Lawyers across Australia will celebrate National Pro Bono Day on Tuesday, the second day of National Law Week.
“This is a day to celebrate the recognition by Australian lawyers of their professional responsibility to help others who wouldn’t otherwise get access to legal assistance, and to tell the stories about the clients they have helped. We applaud the lawyers who make a real difference by fighting for justice and giving back to their communities”, said John Corker, CEO of the Australian Pro Bono Centre.
In South Australia, lawyers will Walk for Justice at 7.30 am in Adelaide to raise funds for pro bono clearing house, JusticeNet SA.
In Western Australia the inaugural Law Access Walk for Justice will take place at 7.30 am on the banks of the Swan River to celebrate the vital pro bono work of the profession and to raise funds for the new Law Access Pro Bono Referral Service.
In Victoria, lawyers will gather at 8am in the forecourt of the County Court of Victoria in a “Legal Aid Matters” rally to highlight why supporting Legal Aid matters.
“Pro bono service provision is motivated by a lawyer’s sense of professional responsibility. It’s an ethos of which the legal profession can be truly proud. It’s a good story about lawyers for once and it needs to be told”, said Corker.
Overview of pro bono in Australia
Accurate national data as to the extent of pro bono legal work done by Australian lawyers does not exist but an insight can be gained by looking at the results of the National Law Firm Pro Bono Survey of firms with more than 50 lawyers. The most recent survey (2014) showed 41 law firms performing 374,942 hours of pro bono legal work at an average of 31.9 hours per lawyer per year.

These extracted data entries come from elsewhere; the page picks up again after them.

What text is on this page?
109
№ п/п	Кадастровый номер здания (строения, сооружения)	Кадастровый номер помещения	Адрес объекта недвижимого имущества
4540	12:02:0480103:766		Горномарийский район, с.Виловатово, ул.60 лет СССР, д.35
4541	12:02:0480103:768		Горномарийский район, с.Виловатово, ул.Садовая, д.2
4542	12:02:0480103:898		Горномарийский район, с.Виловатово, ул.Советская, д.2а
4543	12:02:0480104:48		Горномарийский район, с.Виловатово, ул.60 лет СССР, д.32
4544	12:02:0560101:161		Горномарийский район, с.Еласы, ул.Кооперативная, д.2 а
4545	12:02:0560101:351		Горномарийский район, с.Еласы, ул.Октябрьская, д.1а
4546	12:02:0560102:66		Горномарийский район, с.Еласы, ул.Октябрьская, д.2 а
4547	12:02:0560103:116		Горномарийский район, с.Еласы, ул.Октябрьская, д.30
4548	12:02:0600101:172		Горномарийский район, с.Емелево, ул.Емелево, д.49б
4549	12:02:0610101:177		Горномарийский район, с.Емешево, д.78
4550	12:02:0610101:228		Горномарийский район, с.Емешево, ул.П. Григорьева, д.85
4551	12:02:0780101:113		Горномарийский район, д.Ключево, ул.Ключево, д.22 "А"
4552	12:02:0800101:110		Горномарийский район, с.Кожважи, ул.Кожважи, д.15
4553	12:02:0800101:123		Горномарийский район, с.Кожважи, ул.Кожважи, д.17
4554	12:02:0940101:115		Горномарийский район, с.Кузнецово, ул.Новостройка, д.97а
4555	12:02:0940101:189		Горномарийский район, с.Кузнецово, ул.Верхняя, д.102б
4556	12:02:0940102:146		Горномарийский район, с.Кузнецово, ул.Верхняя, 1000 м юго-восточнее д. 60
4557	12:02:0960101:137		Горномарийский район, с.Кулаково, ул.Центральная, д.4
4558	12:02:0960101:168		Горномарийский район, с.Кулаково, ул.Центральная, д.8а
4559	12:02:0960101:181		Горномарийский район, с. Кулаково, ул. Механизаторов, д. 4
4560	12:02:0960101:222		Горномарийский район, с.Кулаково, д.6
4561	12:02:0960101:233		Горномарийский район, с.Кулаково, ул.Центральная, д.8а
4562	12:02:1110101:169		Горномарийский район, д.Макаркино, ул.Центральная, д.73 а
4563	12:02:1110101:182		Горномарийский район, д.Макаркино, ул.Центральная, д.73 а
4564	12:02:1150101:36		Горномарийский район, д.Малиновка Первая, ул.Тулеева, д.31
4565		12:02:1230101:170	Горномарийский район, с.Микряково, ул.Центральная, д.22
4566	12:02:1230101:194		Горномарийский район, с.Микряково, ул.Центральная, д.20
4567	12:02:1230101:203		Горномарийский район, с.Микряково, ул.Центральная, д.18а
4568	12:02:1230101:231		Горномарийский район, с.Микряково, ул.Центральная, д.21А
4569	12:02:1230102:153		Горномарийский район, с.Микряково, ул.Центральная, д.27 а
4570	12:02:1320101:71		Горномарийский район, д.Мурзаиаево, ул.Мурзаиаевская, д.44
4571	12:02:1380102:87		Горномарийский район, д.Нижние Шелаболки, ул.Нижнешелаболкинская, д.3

“Pro bono can never be a substitute for adequate funding of the legal assistance sector by Government and makes a modest contribution to the whole sector but it’s an important one, particularly when lawyers are willing to take on unpopular matters where justice is truly at stake, said Corker.
“Pro bono contributions vary widely amongst parts of the profession and geographically. Individual volunteering by lawyers particularly at community legal centres is substantial, and the pro bono work taken on by barristers to fight for justice in individual cases is also considerable. Law firms often work in partnership with community organisations, particularly community legal centres. Therefore community legal centres, as front line agencies, are a vital part of the network through which much pro bono legal work is undertaken”, said Corker.
The Australian Pro Bono Centre is an independent centre of expertise that aims to grow the capacity of the Australian legal profession to provide pro bono legal services that are focused on increasing access to justice for socially disadvantaged and/or marginalised persons, and furthering the public interest.